I remember reading somewhere that the government sent out scouts after the Civil War to find places for the expanding population to inhabit. The report came back from Michigan that it was dismal and swampy; basically unfit for human habitation. I’m guessing they came in early spring when the weather changes constantly and everyone looks and feels groggy. I would have liked to remind them that Washington, DC is built on a swamp. And they are the same people who had granted us statehood thirty-some years earlier.
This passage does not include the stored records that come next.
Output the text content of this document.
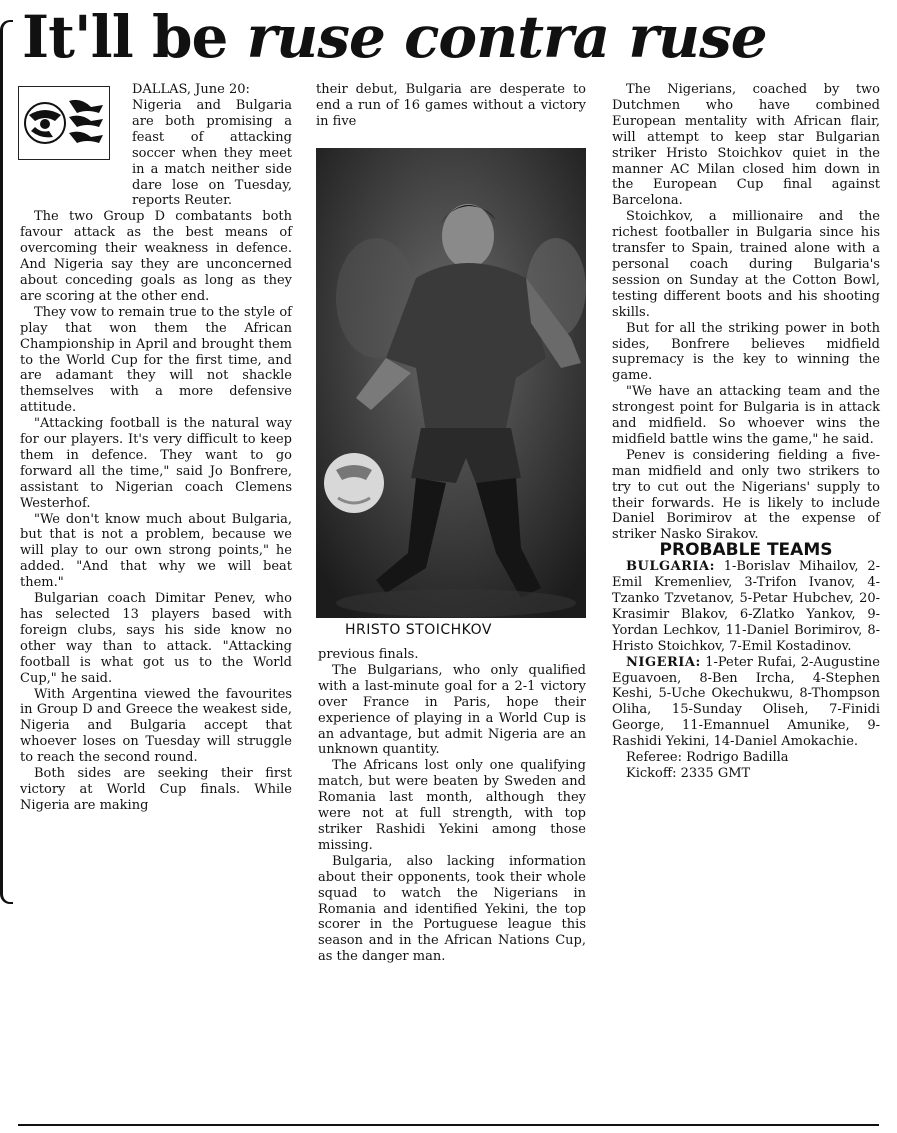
It'll be ruse contra ruse

DALLAS, June 20:

Nigeria and Bulgaria are both promising a feast of attacking soccer when they meet in a match neither side dare lose on Tuesday, reports Reuter.

The two Group D combatants both favour attack as the best means of overcoming their weakness in defence. And Nigeria say they are unconcerned about conceding goals as long as they are scoring at the other end.

They vow to remain true to the style of play that won them the African Championship in April and brought them to the World Cup for the first time, and are adamant they will not shackle themselves with a more defensive attitude.

"Attacking football is the natural way for our players. It's very difficult to keep them in defence. They want to go forward all the time," said Jo Bonfrere, assistant to Nigerian coach Clemens Westerhof.

"We don't know much about Bulgaria, but that is not a problem, because we will play to our own strong points," he added. "And that why we will beat them."

Bulgarian coach Dimitar Penev, who has selected 13 players based with foreign clubs, says his side know no other way than to attack. "Attacking football is what got us to the World Cup," he said.

With Argentina viewed the favourites in Group D and Greece the weakest side, Nigeria and Bulgaria accept that whoever loses on Tuesday will struggle to reach the second round.

Both sides are seeking their first victory at World Cup finals. While Nigeria are making

their debut, Bulgaria are desperate to end a run of 16 games without a victory in five

HRISTO STOICHKOV

previous finals.

The Bulgarians, who only qualified with a last-minute goal for a 2-1 victory over France in Paris, hope their experience of playing in a World Cup is an advantage, but admit Nigeria are an unknown quantity.

The Africans lost only one qualifying match, but were beaten by Sweden and Romania last month, although they were not at full strength, with top striker Rashidi Yekini among those missing.

Bulgaria, also lacking information about their opponents, took their whole squad to watch the Nigerians in Romania and identified Yekini, the top scorer in the Portuguese league this season and in the African Nations Cup, as the danger man.

The Nigerians, coached by two Dutchmen who have combined European mentality with African flair, will attempt to keep star Bulgarian striker Hristo Stoichkov quiet in the manner AC Milan closed him down in the European Cup final against Barcelona.

Stoichkov, a millionaire and the richest footballer in Bulgaria since his transfer to Spain, trained alone with a personal coach during Bulgaria's session on Sunday at the Cotton Bowl, testing different boots and his shooting skills.

But for all the striking power in both sides, Bonfrere believes midfield supremacy is the key to winning the game.

"We have an attacking team and the strongest point for Bulgaria is in attack and midfield. So whoever wins the midfield battle wins the game," he said.

Penev is considering fielding a five-man midfield and only two strikers to try to cut out the Nigerians' supply to their forwards. He is likely to include Daniel Borimirov at the expense of striker Nasko Sirakov.

PROBABLE TEAMS

BULGARIA: 1-Borislav Mihailov, 2-Emil Kremenliev, 3-Trifon Ivanov, 4-Tzanko Tzvetanov, 5-Petar Hubchev, 20-Krasimir Blakov, 6-Zlatko Yankov, 9-Yordan Lechkov, 11-Daniel Borimirov, 8-Hristo Stoichkov, 7-Emil Kostadinov.

NIGERIA: 1-Peter Rufai, 2-Augustine Eguavoen, 8-Ben Ircha, 4-Stephen Keshi, 5-Uche Okechukwu, 8-Thompson Oliha, 15-Sunday Oliseh, 7-Finidi George, 11-Emannuel Amunike, 9-Rashidi Yekini, 14-Daniel Amokachie.

Referee: Rodrigo Badilla

Kickoff: 2335 GMT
I’m telling you all of this not to slam Michigan. It’s beautiful, I love it, and I wouldn’t live anywhere else. But to explain why I could have a sore throat for a week and not really think anything of it. So I go to church and see a friend. He laughs and says something about my sinuses. I tell him that for once it’s not in my head, it’s in my throat (is that technically part of the head?). It’s been getting worse, and I think it may be infected. I make it through the service. (I bet God knows I didn’t actually understand anything that was going on). My friend tells me to go home and see a doctor if it really is an infection. I am happy to report that my friends are generally people with some common sense, not the sort who hear sore throat and immediately think diphtheria.

Of course, I don’t see a doctor. I always feel like I should be sicker before I go. By Tuesday, I feel a lot better. I knew it! I wasn’t sick enough to see a doctor! Unfortunately, on Wednesday I didn’t feel quite so well. By Friday, I could barely talk and felt like someone was shoving an ice pick in my ear. I broke down and called the doctor. Turns out whatever was in my throat had decided to move into my ears. They were both infected. I had no idea adults even got ear infections (kinda stupid when I realized that I still get skinned knees and other things that adults should be ‘beyond’).

One of the things that causes problems with ear infections is drastic change in temperature (something about a change in pressure – I think I should have paid more attention in Physics). Working in and out of a cheese cooler is not optimal. So I took a day off. But it wasn’t because I had a cold.